Granard - I have twin 9 year old DD's and they are both acting like your DD so must be normal or else we're both doing the same thing wrong!

I've also done some research and I agree - 9 seems to be when the hormones start to kick in and our lovely cheery daughters turn into moody pre-teens. The tantrums of the terrible 2's don't seem so bad now!

Granard · 03/03/2010 14:13

FernieB, I thought one was bad but 2! It is a rollercoaster because, one minute, she's still very child-like and still wants cuddles etc and the next she's got this attitude and it takes all my strength to walk away and not get into another logger heads situation with her. I think it must be an age where they're questioning why they have to do something, just because you tell them to. The many challenges of parenthood eh?!

Solo2 · 03/03/2010 14:53

I've got twin 8 yr old DSs and both - in their different ways - are pre-teen-like already. They huff and moan or outright refuse to do what I ask. They use bad-language and make awful rude jokes.

The next minute, they're curling up against me, telling me I'm the best Mummy in the world and being all cute and babyish again! It's a surreal life! I never know what to expect.

One is v v sensitive about friendships and gets extremely upset if a friend has rowed with him. I torture myself trying to work out what to say and how to help and then the next day it's all over and done with and I feel foolish to have worried!

What I notice is I can vastly influence how they are depending on the mood I'm in and if I'm feeling bright and happy, they behave much better and happier themselves....It's how to keep cultivating that state inside myself that's the real challenge, as I think I'm going to be menopausal when they really hit their teens, which should be great fun - not!

Jamieandhismagictorch · 03/03/2010 18:26

Yes, my DS1 is prone to wallowing. I put it down to me having been very encouraging about him sharing his emotions. That came back to bite me on the bum .....

On a more serious note. Don't dismiss out of hand his complaints about his friends. DS1 used to moan vaguely about a couple of boys in his "gang". It' wasn't until a accompanied them on a trip and saw one of them in action that I realised that this boy was being bullying to DS and others.

If at 9 they're all going through this, then it follows that some of them may be taking out on others.

This isn't the whole story, I know, because all that is sorted now, but DS1 is still negative (he told me he was "depressed" yesterday, which is not nice to hear.

I agree with advice - to listen, but then distract and try to be positive yourself

Jamieandhismagictorch · 03/03/2010 18:28

Agree with Solo too - it's a worry, isn't it ?

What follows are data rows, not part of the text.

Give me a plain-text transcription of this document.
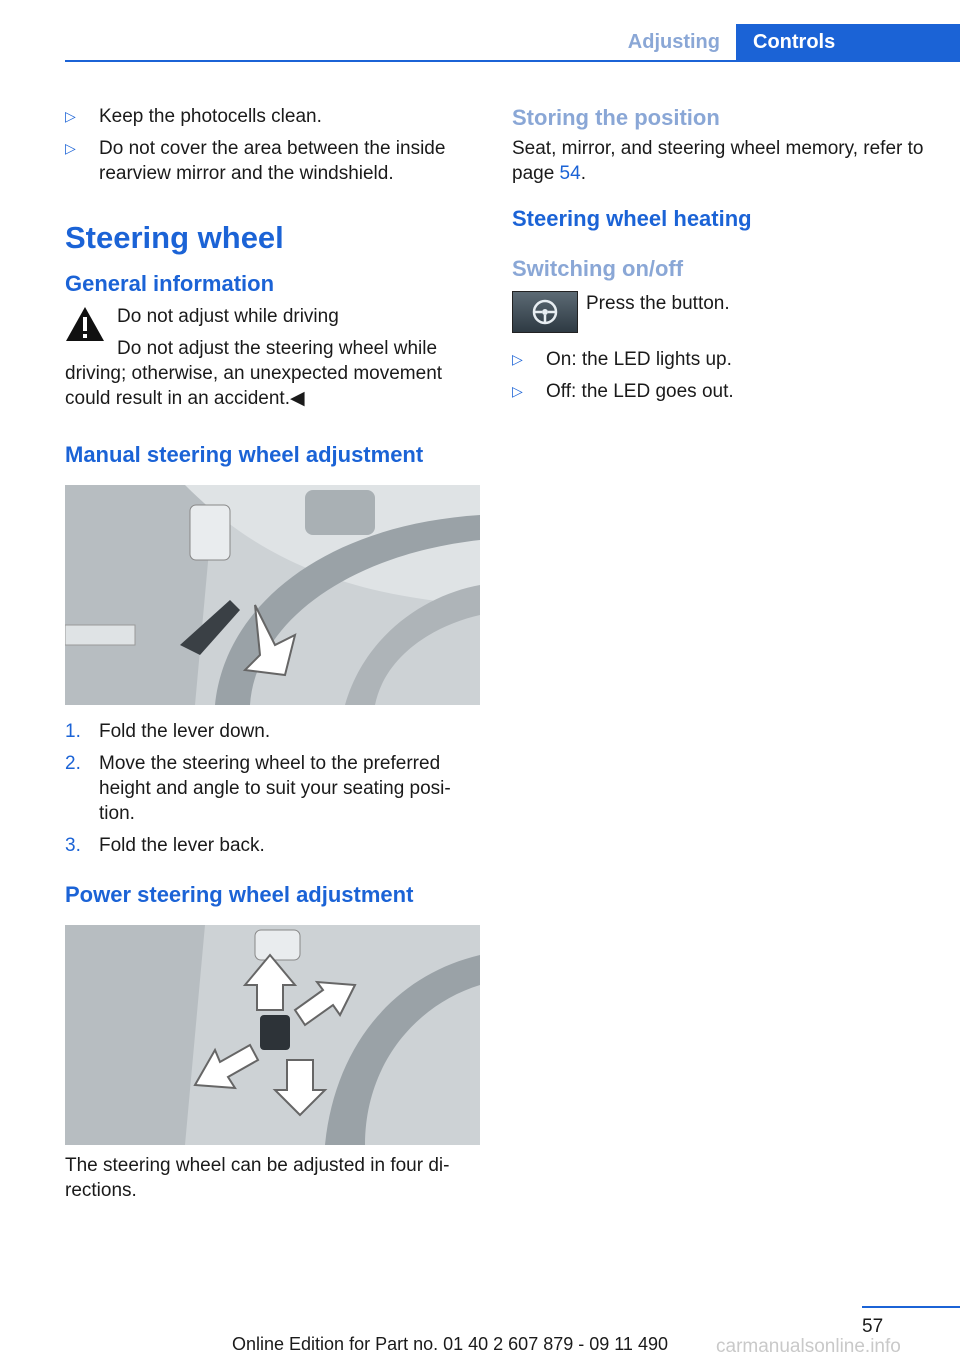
Adjusting Controls
▷ Keep the photocells clean.
▷ Do not cover the area between the inside rearview mirror and the windshield.
Steering wheel
General information
Do not adjust while driving
Do not adjust the steering wheel while
driving; otherwise, an unexpected movement could result in an accident.◀
Manual steering wheel adjustment
1. Fold the lever down.
2. Move the steering wheel to the preferred height and angle to suit your seating posi-tion.
3. Fold the lever back.
Power steering wheel adjustment
The steering wheel can be adjusted in four di-rections.
Storing the position
Seat, mirror, and steering wheel memory, refer to page 54.
Steering wheel heating
Switching on/off
Press the button.
▷ On: the LED lights up.
▷ Off: the LED goes out.
57
Online Edition for Part no. 01 40 2 607 879 - 09 11 490	carmanualsonline.info
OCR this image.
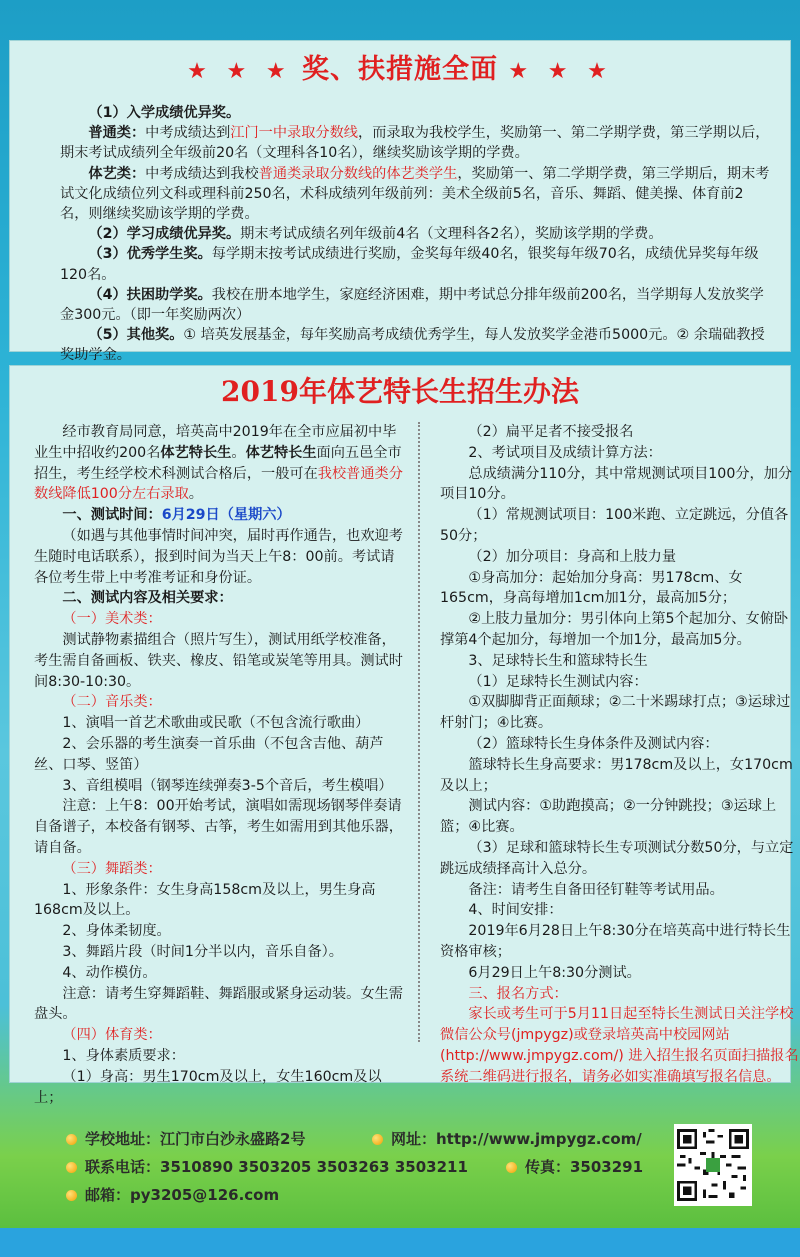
★ ★ ★ 奖、扶措施全面 ★ ★ ★

（1）入学成绩优异奖。

普通类：中考成绩达到江门一中录取分数线，而录取为我校学生，奖励第一、第二学期学费，第三学期以后，期末考试成绩列全年级前20名（文理科各10名），继续奖励该学期的学费。

体艺类：中考成绩达到我校普通类录取分数线的体艺类学生，奖励第一、第二学期学费，第三学期后，期末考试文化成绩位列文科或理科前250名，术科成绩列年级前列：美术全级前5名，音乐、舞蹈、健美操、体育前2名，则继续奖励该学期的学费。

（2）学习成绩优异奖。期末考试成绩名列年级前4名（文理科各2名），奖励该学期的学费。

（3）优秀学生奖。每学期末按考试成绩进行奖励，金奖每年级40名，银奖每年级70名，成绩优异奖每年级120名。

（4）扶困助学奖。我校在册本地学生，家庭经济困难，期中考试总分排年级前200名，当学期每人发放奖学金300元。（即一年奖励两次）

（5）其他奖。① 培英发展基金，每年奖励高考成绩优秀学生，每人发放奖学金港币5000元。② 余瑞础教授奖助学金。

2019年体艺特长生招生办法

经市教育局同意，培英高中2019年在全市应届初中毕业生中招收约200名体艺特长生。体艺特长生面向五邑全市招生，考生经学校术科测试合格后，一般可在我校普通类分数线降低100分左右录取。

一、测试时间：6月29日（星期六）

（如遇与其他事情时间冲突，届时再作通告，也欢迎考生随时电话联系），报到时间为当天上午8：00前。考试请各位考生带上中考准考证和身份证。

二、测试内容及相关要求：

（一）美术类：

测试静物素描组合（照片写生），测试用纸学校准备，考生需自备画板、铁夹、橡皮、铅笔或炭笔等用具。测试时间8:30-10:30。

（二）音乐类：

1、演唱一首艺术歌曲或民歌（不包含流行歌曲）

2、会乐器的考生演奏一首乐曲（不包含吉他、葫芦丝、口琴、竖笛）

3、音组模唱（钢琴连续弹奏3-5个音后，考生模唱）

注意：上午8：00开始考试，演唱如需现场钢琴伴奏请自备谱子，本校备有钢琴、古筝，考生如需用到其他乐器，请自备。

（三）舞蹈类：

1、形象条件：女生身高158cm及以上，男生身高168cm及以上。

2、身体柔韧度。

3、舞蹈片段（时间1分半以内，音乐自备）。

4、动作模仿。

注意：请考生穿舞蹈鞋、舞蹈服或紧身运动装。女生需盘头。

（四）体育类：

1、身体素质要求：

（1）身高：男生170cm及以上，女生160cm及以上；

（2）扁平足者不接受报名

2、考试项目及成绩计算方法：

总成绩满分110分，其中常规测试项目100分，加分项目10分。

（1）常规测试项目：100米跑、立定跳远，分值各50分；

（2）加分项目：身高和上肢力量

①身高加分：起始加分身高：男178cm、女165cm，身高每增加1cm加1分，最高加5分；

②上肢力量加分：男引体向上第5个起加分、女俯卧撑第4个起加分，每增加一个加1分，最高加5分。

3、足球特长生和篮球特长生

（1）足球特长生测试内容：

①双脚脚背正面颠球；②二十米踢球打点；③运球过杆射门；④比赛。

（2）篮球特长生身体条件及测试内容：

篮球特长生身高要求：男178cm及以上，女170cm及以上；

测试内容：①助跑摸高；②一分钟跳投；③运球上篮；④比赛。

（3）足球和篮球特长生专项测试分数50分，与立定跳远成绩择高计入总分。

备注：请考生自备田径钉鞋等考试用品。

4、时间安排：

2019年6月28日上午8:30分在培英高中进行特长生资格审核；

6月29日上午8:30分测试。

三、报名方式：

家长或考生可于5月11日起至特长生测试日关注学校微信公众号(jmpygz)或登录培英高中校园网站(http://www.jmpygz.com/) 进入招生报名页面扫描报名系统二维码进行报名，请务必如实准确填写报名信息。

学校地址：江门市白沙永盛路2号	网址：http://www.jmpygz.com/
联系电话：3510890 3503205 3503263 3503211	传真：3503291
邮箱：py3205@126.com
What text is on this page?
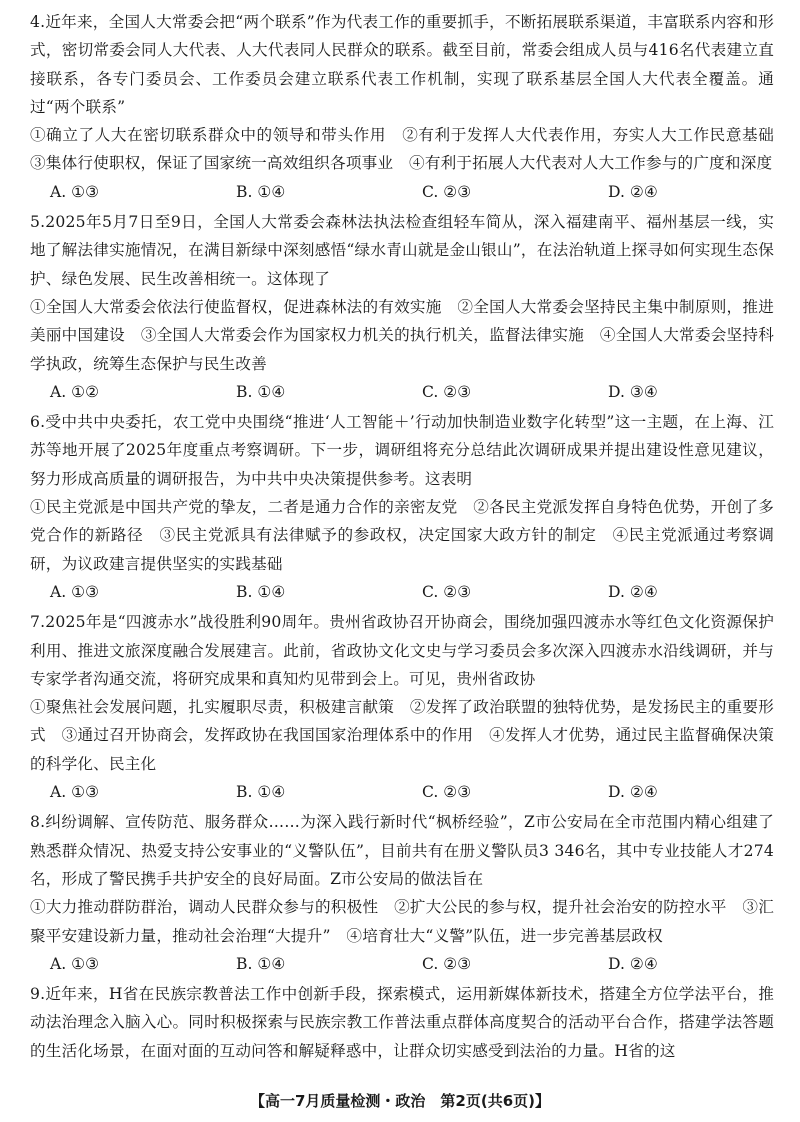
4.近年来，全国人大常委会把“两个联系”作为代表工作的重要抓手，不断拓展联系渠道，丰富联系内容和形式，密切常委会同人大代表、人大代表同人民群众的联系。截至目前，常委会组成人员与416名代表建立直接联系，各专门委员会、工作委员会建立联系代表工作机制，实现了联系基层全国人大代表全覆盖。通过“两个联系”

①确立了人大在密切联系群众中的领导和带头作用　②有利于发挥人大代表作用，夯实人大工作民意基础　③集体行使职权，保证了国家统一高效组织各项事业　④有利于拓展人大代表对人大工作参与的广度和深度

A. ①③	B. ①④	C. ②③	D. ②④

5.2025年5月7日至9日，全国人大常委会森林法执法检查组轻车简从，深入福建南平、福州基层一线，实地了解法律实施情况，在满目新绿中深刻感悟“绿水青山就是金山银山”，在法治轨道上探寻如何实现生态保护、绿色发展、民生改善相统一。这体现了

①全国人大常委会依法行使监督权，促进森林法的有效实施　②全国人大常委会坚持民主集中制原则，推进美丽中国建设　③全国人大常委会作为国家权力机关的执行机关，监督法律实施　④全国人大常委会坚持科学执政，统筹生态保护与民生改善

A. ①②	B. ①④	C. ②③	D. ③④

6.受中共中央委托，农工党中央围绕“推进‘人工智能＋’行动加快制造业数字化转型”这一主题，在上海、江苏等地开展了2025年度重点考察调研。下一步，调研组将充分总结此次调研成果并提出建设性意见建议，努力形成高质量的调研报告，为中共中央决策提供参考。这表明

①民主党派是中国共产党的挚友，二者是通力合作的亲密友党　②各民主党派发挥自身特色优势，开创了多党合作的新路径　③民主党派具有法律赋予的参政权，决定国家大政方针的制定　④民主党派通过考察调研，为议政建言提供坚实的实践基础

A. ①③	B. ①④	C. ②③	D. ②④

7.2025年是“四渡赤水”战役胜利90周年。贵州省政协召开协商会，围绕加强四渡赤水等红色文化资源保护利用、推进文旅深度融合发展建言。此前，省政协文化文史与学习委员会多次深入四渡赤水沿线调研，并与专家学者沟通交流，将研究成果和真知灼见带到会上。可见，贵州省政协

①聚焦社会发展问题，扎实履职尽责，积极建言献策　②发挥了政治联盟的独特优势，是发扬民主的重要形式　③通过召开协商会，发挥政协在我国国家治理体系中的作用　④发挥人才优势，通过民主监督确保决策的科学化、民主化

A. ①③	B. ①④	C. ②③	D. ②④

8.纠纷调解、宣传防范、服务群众……为深入践行新时代“枫桥经验”，Z市公安局在全市范围内精心组建了熟悉群众情况、热爱支持公安事业的“义警队伍”，目前共有在册义警队员3 346名，其中专业技能人才274名，形成了警民携手共护安全的良好局面。Z市公安局的做法旨在

①大力推动群防群治，调动人民群众参与的积极性　②扩大公民的参与权，提升社会治安的防控水平　③汇聚平安建设新力量，推动社会治理“大提升”　④培育壮大“义警”队伍，进一步完善基层政权

A. ①③	B. ①④	C. ②③	D. ②④

9.近年来，H省在民族宗教普法工作中创新手段，探索模式，运用新媒体新技术，搭建全方位学法平台，推动法治理念入脑入心。同时积极探索与民族宗教工作普法重点群体高度契合的活动平台合作，搭建学法答题的生活化场景，在面对面的互动问答和解疑释惑中，让群众切实感受到法治的力量。H省的这

【高一7月质量检测・政治　第2页(共6页)】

hellokitty1 · 03/03/2010 23:24

Hi i have a son who is 8yrs oldand his moving school because he's uuhappy and friends seems to gang up on him ( he's partly to blame sometimes).I wouldnt say he's easy to deal with at home but he had got very good qualities. He's good hearted and funny. But the issue here is, I'm not sure how to advice him on bullies.Just walk away? He would do the opposite! And make more enermies. I have tried talking to his form teacher and frankly i havent got a good helping responds either.(reason for move of school) I have no idea how to make him understand that he will always get that one boy that would be unkind and that he should deal with it. Any ideas or same experience to share?

Jamieandhismagictorch · 04/03/2010 15:53

There's a good book called

"Bullies, Bigmouths, and So-called friends" I'd recommend. It's written for children of around 9 and up, I'd say, but I think you'd find it useful to read yourself, to get your head around how to help him.